I don’t know why I called. The room had a permanently empty feeling, the same deadness I remembered in my mother’s room after she abandoned me and my brother.
I called a couple more times, just to confirm what I already knew. “Gilda? Are you here?”
I even trotted down the wide eastern corridor where a glass wall overlooked the courtyard. I pasted myself against the glass to look out at the oak tree and the landscaped lawn around it. Unless Gilda had scaled the tree and was hiding in its branches, she wasn’t in the courtyard. The east wing had only one door and it was open—Kurtz’s bedroom. I stepped inside and got a quick look at a big bed with black satin sheets. I called Gilda, but I knew she wasn’t there. Gilda had left the house, and every instinct told me she hadn’t left to run a quick errand. Gilda had run away, and she didn’t intend to be found.

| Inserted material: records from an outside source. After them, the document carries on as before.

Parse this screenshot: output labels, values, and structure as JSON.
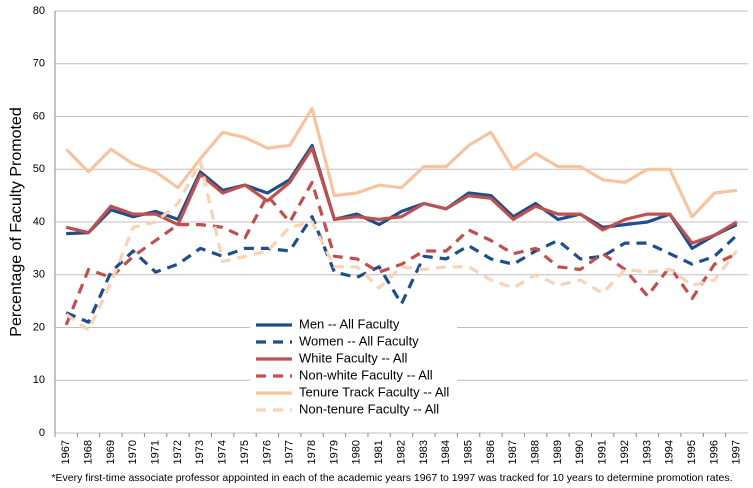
{
  "chart_data": {
    "type": "line",
    "ylabel": "Percentage of Faculty Promoted",
    "footnote": "*Every first-time associate professor appointed  in each of the academic years 1967 to 1997 was tracked for 10 years to determine promotion rates.",
    "categories": [
      "1967",
      "1968",
      "1969",
      "1970",
      "1971",
      "1972",
      "1973",
      "1974",
      "1975",
      "1976",
      "1977",
      "1978",
      "1979",
      "1980",
      "1981",
      "1982",
      "1983",
      "1984",
      "1985",
      "1986",
      "1987",
      "1988",
      "1989",
      "1990",
      "1991",
      "1992",
      "1993",
      "1994",
      "1995",
      "1996",
      "1997"
    ],
    "series": [
      {
        "name": "Men -- All Faculty",
        "color": "#1f4e8c",
        "dashed": false,
        "values": [
          37.8,
          38,
          42.3,
          41,
          42,
          40.5,
          49.5,
          46,
          47,
          45.5,
          48,
          54.5,
          40.5,
          41.5,
          39.5,
          42,
          43.5,
          42.5,
          45.5,
          45,
          41,
          43.5,
          40.5,
          41.5,
          39,
          39.5,
          40,
          41.5,
          35,
          37.5,
          39.5
        ]
      },
      {
        "name": "Women -- All Faculty",
        "color": "#1f4e8c",
        "dashed": true,
        "values": [
          22.8,
          21,
          30.5,
          34.5,
          30.5,
          32,
          35,
          33.5,
          35,
          35,
          34.5,
          41,
          30.5,
          29.5,
          31.5,
          24.5,
          33.5,
          33,
          35.5,
          33,
          32,
          34.5,
          36.5,
          33,
          33.5,
          36,
          36,
          34,
          32,
          33.5,
          37.5
        ]
      },
      {
        "name": "White Faculty -- All",
        "color": "#c0504d",
        "dashed": false,
        "values": [
          39,
          38,
          43,
          41.5,
          41.5,
          39.5,
          49,
          45.5,
          47,
          44,
          47.5,
          54,
          40.5,
          41,
          40.5,
          41,
          43.5,
          42.5,
          45,
          44.5,
          40.5,
          43,
          41.5,
          41.5,
          38.5,
          40.5,
          41.5,
          41.5,
          36,
          37.5,
          40
        ]
      },
      {
        "name": "Non-white Faculty -- All",
        "color": "#c0504d",
        "dashed": true,
        "values": [
          20.5,
          31,
          29.5,
          33.5,
          36.5,
          39.5,
          39.5,
          39,
          37,
          45,
          40,
          47.5,
          33.5,
          33,
          30.5,
          32,
          34.5,
          34.5,
          38.5,
          36.5,
          34,
          35,
          31.5,
          31,
          34,
          31,
          26,
          31.5,
          25.5,
          32,
          34
        ]
      },
      {
        "name": "Tenure Track Faculty -- All",
        "color": "#f7c4a0",
        "dashed": false,
        "values": [
          53.8,
          49.5,
          53.8,
          51,
          49.5,
          46.5,
          52,
          57,
          56,
          54,
          54.5,
          61.5,
          45,
          45.5,
          47,
          46.5,
          50.5,
          50.5,
          54.5,
          57,
          50,
          53,
          50.5,
          50.5,
          48,
          47.5,
          50,
          50,
          41,
          45.5,
          46
        ]
      },
      {
        "name": "Non-tenure Faculty -- All",
        "color": "#fad2b4",
        "dashed": true,
        "values": [
          22.5,
          19.5,
          28.5,
          39,
          40,
          43.5,
          51.5,
          32.5,
          33.5,
          34.5,
          39,
          40,
          31.5,
          31.5,
          27.5,
          31.5,
          31,
          31.5,
          31.5,
          29,
          27.5,
          30,
          28,
          29,
          26.5,
          31,
          30.5,
          31,
          28,
          29,
          34.5
        ]
      }
    ],
    "ylim": [
      0,
      80
    ],
    "yticks": [
      0,
      10,
      20,
      30,
      40,
      50,
      60,
      70,
      80
    ],
    "grid": true,
    "legend": "lower center"
  }
}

A hallway on the south side of the house held a door with a double dead bolt lock, the kind you have to use a key to open from either side. A key was inside the lock, one of two on a wire ring, probably left there all the time because it’s a pain in the butt to always have to key open a door from the inside. I turned the key and opened the door to a narrow alcove at the far end of the row of garages. A sidewalk led to a utility area where garbage cans and recycle bins were located. Beyond the utility area, a wooden fence separated the Kurtz property from a bayside residential street. If Gilda’s intention had been to run away, she was probably halfway to Tampa by now, or at least halfway to the Sarasota airport.